Le président Donald Trump a affirmé cette nuit que Cuba était «prêt à tomber», après la capture samedi du président vénézuélien Nicolás Maduro, qui comparaîtra devant la justice des États-Unis ce lundi. Le locataire de la Maison Blanche a cependant minimisé la nécessité d’une intervention militaire américaine sur l’île.
Mais ce n'est pas tout, "Nous avons besoin du Groenland du point de vue de la sécurité nationale, et le Danemark ne sera pas en mesure de s'en occuper", a réaffirmé le président américain aux journalistes à bord d'Air Force One dimanche soir. "Nous nous occuperons du Groenland dans environ deux mois… parlons du Groenland dans 20 jours", a-t-il ajouté.
Plus tôt déjà, Donald Trump a poussé la cheffe du gouvernement danois Mette Frederiksen à sortir de sa réserve.
Interrogé lors d'un entretien téléphonique par The Atlantic sur les implications de l'opération militaire au Venezuela pour le Groenland, Trump a déclaré que c'était à ses partenaires de les évaluer, selon le magazine.
La Première ministre danoise s'est élevée contre la convoitise du président américain: "Je demande instamment aux Etats-Unis de mettre fin à leurs menaces contre un allié historique et contre un territoire et un peuple qui ont clairement fait savoir qu'ils n'étaient pas à vendre", a écrit Mme Frederiksen dans un communiqué dimanche soir.

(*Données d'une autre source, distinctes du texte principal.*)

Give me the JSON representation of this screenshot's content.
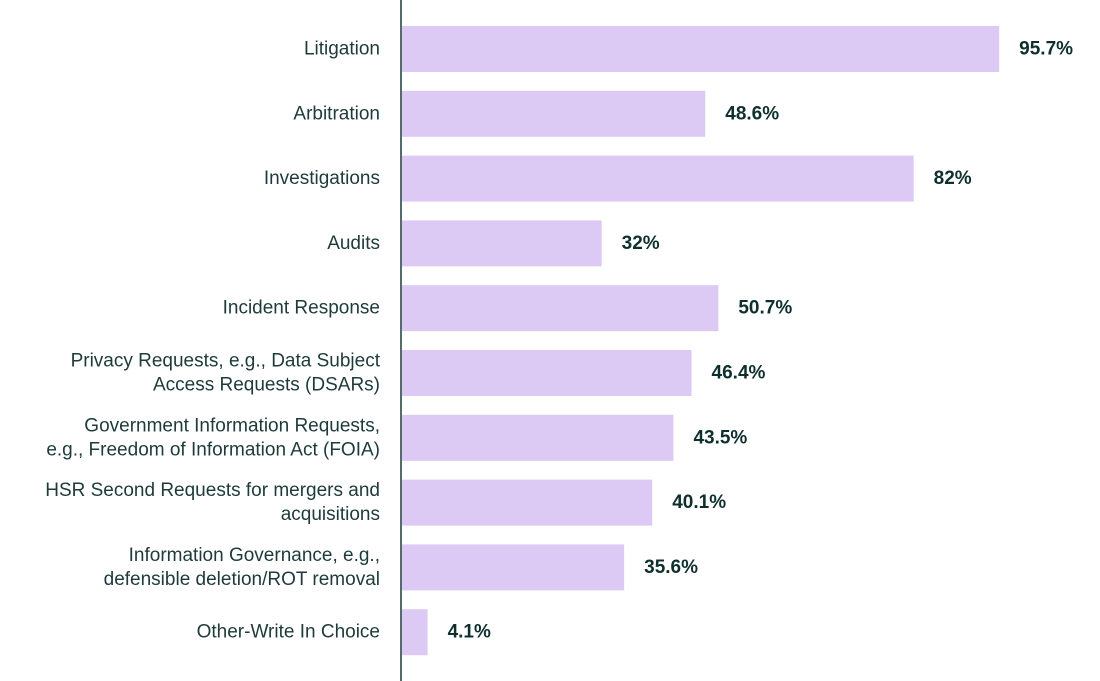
{
  "chart_data": {
    "type": "bar",
    "orientation": "horizontal",
    "title": "",
    "xlabel": "",
    "ylabel": "",
    "xlim": [
      0,
      100
    ],
    "grid": false,
    "value_suffix": "%",
    "bar_color": "#dccaf5",
    "axis_color": "#1e3a3a",
    "label_color": "#1e3a3a",
    "value_color": "#0f2f2f",
    "categories": [
      [
        "Litigation"
      ],
      [
        "Arbitration"
      ],
      [
        "Investigations"
      ],
      [
        "Audits"
      ],
      [
        "Incident Response"
      ],
      [
        "Privacy Requests, e.g., Data Subject",
        "Access Requests (DSARs)"
      ],
      [
        "Government Information Requests,",
        "e.g., Freedom of Information Act (FOIA)"
      ],
      [
        "HSR Second Requests for mergers and",
        "acquisitions"
      ],
      [
        "Information Governance, e.g.,",
        "defensible deletion/ROT removal"
      ],
      [
        "Other-Write In Choice"
      ]
    ],
    "values": [
      95.7,
      48.6,
      82,
      32,
      50.7,
      46.4,
      43.5,
      40.1,
      35.6,
      4.1
    ],
    "value_labels": [
      "95.7%",
      "48.6%",
      "82%",
      "32%",
      "50.7%",
      "46.4%",
      "43.5%",
      "40.1%",
      "35.6%",
      "4.1%"
    ]
  }
}
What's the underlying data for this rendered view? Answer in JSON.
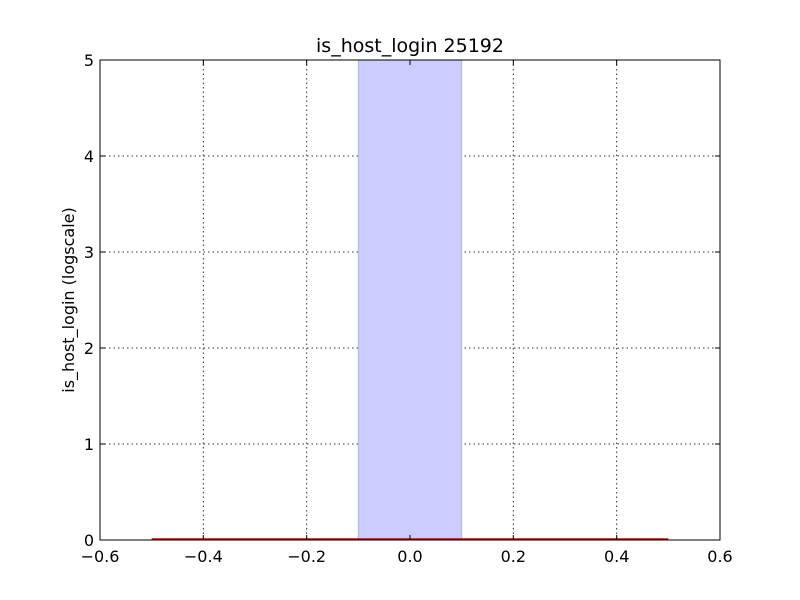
{
  "chart_data": {
    "type": "bar",
    "title": "is_host_login 25192",
    "xlabel": "",
    "ylabel": "is_host_login (logscale)",
    "xlim": [
      -0.6,
      0.6
    ],
    "ylim": [
      0,
      5
    ],
    "x_ticks": [
      -0.6,
      -0.4,
      -0.2,
      0.0,
      0.2,
      0.4,
      0.6
    ],
    "x_tick_labels": [
      "−0.6",
      "−0.4",
      "−0.2",
      "0.0",
      "0.2",
      "0.4",
      "0.6"
    ],
    "y_ticks": [
      0,
      1,
      2,
      3,
      4,
      5
    ],
    "y_tick_labels": [
      "0",
      "1",
      "2",
      "3",
      "4",
      "5"
    ],
    "grid": true,
    "bars": [
      {
        "x_start": -0.1,
        "x_end": 0.1,
        "value": 5,
        "color": "#ccccff",
        "edge_color": "#b4b4d8"
      }
    ],
    "lines": [
      {
        "x": [
          -0.5,
          0.5
        ],
        "y": [
          0,
          0
        ],
        "color": "#d00000"
      }
    ]
  }
}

"Je dois le dire très clairement aux Etats-Unis: il est tout à fait absurde de dire que les États-Unis devraient prendre le contrôle du Groenland", a-t-elle ajouté. Samedi, une publication sur X de l'épouse du directeur de cabinet adjoint de la Maison Blanche, Stephen Miller, avait ravivé les craintes danoises.
Katie Miller a publié sur son compte X une carte du Groenland colorée aux couleurs du drapeau américain, assortie d'une courte légende en capitales: "SOON" ("bientôt").